Wednesday, April 13, 2005

Protests and Panopticons

The New York Times describes how video footage of police activity during protests at the Republican National Convention contradicted the official version of events, and led to the dismissal of charges against roughly 400 protestors:

A sprawling body of visual evidence, made possible by inexpensive, lightweight cameras in the hands of private citizens, volunteer observers and the police themselves, has shifted the debate over precisely what happened on the streets during the week of the convention....

Alexander Dunlop, who said he was arrested while going to pick up sushi....discovered that there were two versions of the same police tape: the one that was to be used as evidence in his trial had been edited at two spots, removing images that showed Mr. Dunlop behaving peacefully. When a volunteer film archivist found a more complete version of the tape and gave it to Mr.

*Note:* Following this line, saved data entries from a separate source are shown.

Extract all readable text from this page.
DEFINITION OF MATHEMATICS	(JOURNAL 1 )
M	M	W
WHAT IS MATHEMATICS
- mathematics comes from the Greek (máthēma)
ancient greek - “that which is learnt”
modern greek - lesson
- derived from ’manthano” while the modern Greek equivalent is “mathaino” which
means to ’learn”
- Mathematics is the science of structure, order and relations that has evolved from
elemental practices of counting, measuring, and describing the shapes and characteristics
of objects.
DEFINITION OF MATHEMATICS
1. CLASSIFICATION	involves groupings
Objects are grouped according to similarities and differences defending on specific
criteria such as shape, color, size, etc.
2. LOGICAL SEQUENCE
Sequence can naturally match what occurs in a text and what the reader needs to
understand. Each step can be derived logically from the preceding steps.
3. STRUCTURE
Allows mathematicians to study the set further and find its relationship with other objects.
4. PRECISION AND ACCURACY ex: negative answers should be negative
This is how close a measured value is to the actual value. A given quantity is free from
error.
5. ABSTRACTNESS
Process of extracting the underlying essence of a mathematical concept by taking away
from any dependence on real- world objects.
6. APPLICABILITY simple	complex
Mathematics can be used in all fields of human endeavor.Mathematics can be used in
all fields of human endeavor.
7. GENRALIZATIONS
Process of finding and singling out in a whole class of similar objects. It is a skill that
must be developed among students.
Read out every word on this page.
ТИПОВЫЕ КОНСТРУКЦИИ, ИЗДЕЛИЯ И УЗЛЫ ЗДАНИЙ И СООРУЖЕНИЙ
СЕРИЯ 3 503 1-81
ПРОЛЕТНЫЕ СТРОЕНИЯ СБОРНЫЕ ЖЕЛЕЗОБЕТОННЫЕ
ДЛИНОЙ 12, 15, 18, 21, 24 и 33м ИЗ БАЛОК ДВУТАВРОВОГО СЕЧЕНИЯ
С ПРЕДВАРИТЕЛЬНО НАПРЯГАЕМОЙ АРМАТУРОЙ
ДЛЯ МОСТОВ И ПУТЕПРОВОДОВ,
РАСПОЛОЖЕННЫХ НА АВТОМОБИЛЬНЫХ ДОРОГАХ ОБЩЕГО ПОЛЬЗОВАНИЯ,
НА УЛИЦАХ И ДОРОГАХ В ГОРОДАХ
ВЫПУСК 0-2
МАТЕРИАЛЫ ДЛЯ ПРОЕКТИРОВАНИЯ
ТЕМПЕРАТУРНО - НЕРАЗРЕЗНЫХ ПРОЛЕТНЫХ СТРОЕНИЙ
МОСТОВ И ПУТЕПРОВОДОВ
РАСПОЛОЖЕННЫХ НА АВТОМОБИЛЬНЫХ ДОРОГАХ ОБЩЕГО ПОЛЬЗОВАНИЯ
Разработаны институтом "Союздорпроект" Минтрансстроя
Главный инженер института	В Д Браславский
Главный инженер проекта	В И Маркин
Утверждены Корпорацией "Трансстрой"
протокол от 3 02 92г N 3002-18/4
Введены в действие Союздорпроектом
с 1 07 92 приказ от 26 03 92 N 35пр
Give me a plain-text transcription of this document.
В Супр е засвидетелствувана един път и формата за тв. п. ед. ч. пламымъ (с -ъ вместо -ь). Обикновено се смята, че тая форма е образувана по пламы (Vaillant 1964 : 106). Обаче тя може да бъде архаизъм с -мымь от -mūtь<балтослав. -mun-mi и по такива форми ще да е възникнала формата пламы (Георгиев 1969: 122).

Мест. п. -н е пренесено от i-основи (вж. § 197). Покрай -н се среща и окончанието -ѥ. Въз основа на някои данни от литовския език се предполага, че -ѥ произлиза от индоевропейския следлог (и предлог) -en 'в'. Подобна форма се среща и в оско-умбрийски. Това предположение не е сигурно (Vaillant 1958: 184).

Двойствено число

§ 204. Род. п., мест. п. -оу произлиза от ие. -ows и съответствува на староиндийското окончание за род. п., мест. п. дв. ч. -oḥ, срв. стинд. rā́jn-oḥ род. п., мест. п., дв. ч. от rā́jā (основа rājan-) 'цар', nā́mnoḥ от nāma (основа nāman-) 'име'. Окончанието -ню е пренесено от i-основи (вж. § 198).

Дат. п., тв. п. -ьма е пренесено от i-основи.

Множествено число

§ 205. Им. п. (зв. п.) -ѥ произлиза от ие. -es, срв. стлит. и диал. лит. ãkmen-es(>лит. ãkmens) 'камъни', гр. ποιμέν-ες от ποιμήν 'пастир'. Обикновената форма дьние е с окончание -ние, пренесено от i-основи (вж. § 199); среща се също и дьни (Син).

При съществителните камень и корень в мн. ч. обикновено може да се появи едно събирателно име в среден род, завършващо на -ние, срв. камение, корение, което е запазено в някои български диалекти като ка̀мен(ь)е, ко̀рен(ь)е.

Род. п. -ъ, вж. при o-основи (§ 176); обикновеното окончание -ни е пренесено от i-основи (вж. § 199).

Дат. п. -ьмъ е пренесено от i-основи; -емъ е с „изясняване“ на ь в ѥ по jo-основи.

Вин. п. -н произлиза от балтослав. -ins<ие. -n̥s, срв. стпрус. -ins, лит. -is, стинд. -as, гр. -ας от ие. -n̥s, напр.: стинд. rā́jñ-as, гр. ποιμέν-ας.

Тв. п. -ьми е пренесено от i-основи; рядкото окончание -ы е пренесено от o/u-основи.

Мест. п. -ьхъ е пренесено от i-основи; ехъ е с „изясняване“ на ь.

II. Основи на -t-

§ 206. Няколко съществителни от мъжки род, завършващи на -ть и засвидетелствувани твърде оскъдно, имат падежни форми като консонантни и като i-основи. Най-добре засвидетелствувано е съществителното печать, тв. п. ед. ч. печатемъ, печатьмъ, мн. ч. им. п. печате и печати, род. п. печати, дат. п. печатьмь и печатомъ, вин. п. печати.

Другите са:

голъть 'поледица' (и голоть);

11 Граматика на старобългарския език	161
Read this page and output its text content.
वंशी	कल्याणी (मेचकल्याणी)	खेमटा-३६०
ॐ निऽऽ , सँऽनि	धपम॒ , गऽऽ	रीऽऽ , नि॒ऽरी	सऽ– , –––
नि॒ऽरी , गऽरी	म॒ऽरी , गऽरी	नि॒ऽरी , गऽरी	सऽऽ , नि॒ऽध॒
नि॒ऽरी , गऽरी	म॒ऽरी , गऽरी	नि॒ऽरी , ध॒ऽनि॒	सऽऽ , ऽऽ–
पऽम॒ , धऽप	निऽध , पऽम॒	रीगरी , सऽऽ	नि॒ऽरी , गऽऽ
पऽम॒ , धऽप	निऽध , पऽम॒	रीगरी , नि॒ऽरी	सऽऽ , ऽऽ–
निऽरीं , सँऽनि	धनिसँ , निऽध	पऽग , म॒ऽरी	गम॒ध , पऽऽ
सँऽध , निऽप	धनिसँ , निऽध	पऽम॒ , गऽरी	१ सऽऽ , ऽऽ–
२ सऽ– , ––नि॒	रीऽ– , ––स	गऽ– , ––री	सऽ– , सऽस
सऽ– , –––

Dunlop's lawyer, prosecutors immediately dropped the charges and said that a technician had cut the material by mistake.
WorldChanging has more info on a similar case:
In Dennis Kyne's case, an officer testified in vivid detail that he kicked, squirmed and screamed, forcing four officers to restrain him. But the case was dropped when prosecutors were presented with a video by a documentary filmmaker showing Kyne descending the library steps on his own power, with the testifying officer nowhere in sight.
The folks at WorldChanging see recording devices in the hands of private citizens as comprising a "participatory panopticon." For those who don't know, the panopticon is a mode of surveillance based on an architectural form devised in 1787 by Jeremy Bentham. Most people think of the panopticon as a prison, but Bentham also saw panoptic systems as a "means of extracting labor" from workers, and as an ideal tool for regulating madhouses, hospitals, and schools. As regards prisons and the like, Bentham's goal was to increase hidden surveillance to a practical maximum, while relying on the subjects' assumption of continuous surveillance to have a normative effect:
[T]he persons to be inspected should always feel themselves as if under inspection, at least as standing a great chance of being so....
It's very satisfying to imagine a reversal of this system, in which the many watch the few (needless to say, the innocent have nothing to fear). In reality, of course, the power relations are not quite that simple. The "participatory panopticon" is itself subject to surveillance, and to having its evidence seized and destroyed. But as recording devices get smaller, more inobtrusive, and more numerous, they may become effectively impossible to thwart.

You can find more information on how video documentation is being used to protect human rights here.

4 comments:

Thers said...

I dunno. I have to go in the "isn't it pretty to think so" category, as far as a revesal of dominant hegemonic modalities, etc. Which is not to say there is no value in the newfound ease of recording live events: the percentage of crap arrests thrown out at trial in NYC will probably be 95% instead of 75%. Which is pretty good.

But everyone knew what was happening in real time, though. And given everything, the NYPD would still do it all the same way again.

Phila said...

Thersites,

I agree. Some innocent people freed, and a few bad cops busted? Sure, and that's great. But a lasting transformation in American power relations? Not bloodly likely.

Anonymous said...

But everyone knew what was happening in real time, though.

You're right Thersites, we knew. Your 95% number is probably correct. It is good to be vindicated, but how much will really change? I'm more hopeful than you and Phila. The powers-that-be are slow learners, but I think they will learn, if only the hard way.

Phila said...

I hope you're right, JB! I was trying to be somewhat positive in this post, while also expressing some skepticism. At its most cynical, my take on the "participatory panopticon" is that it'll boil down to perverts putting hidden cameras in public restrooms, and insecure people spying on their spouses.

I'm not trying to dump on WorldChanging, though...I like them!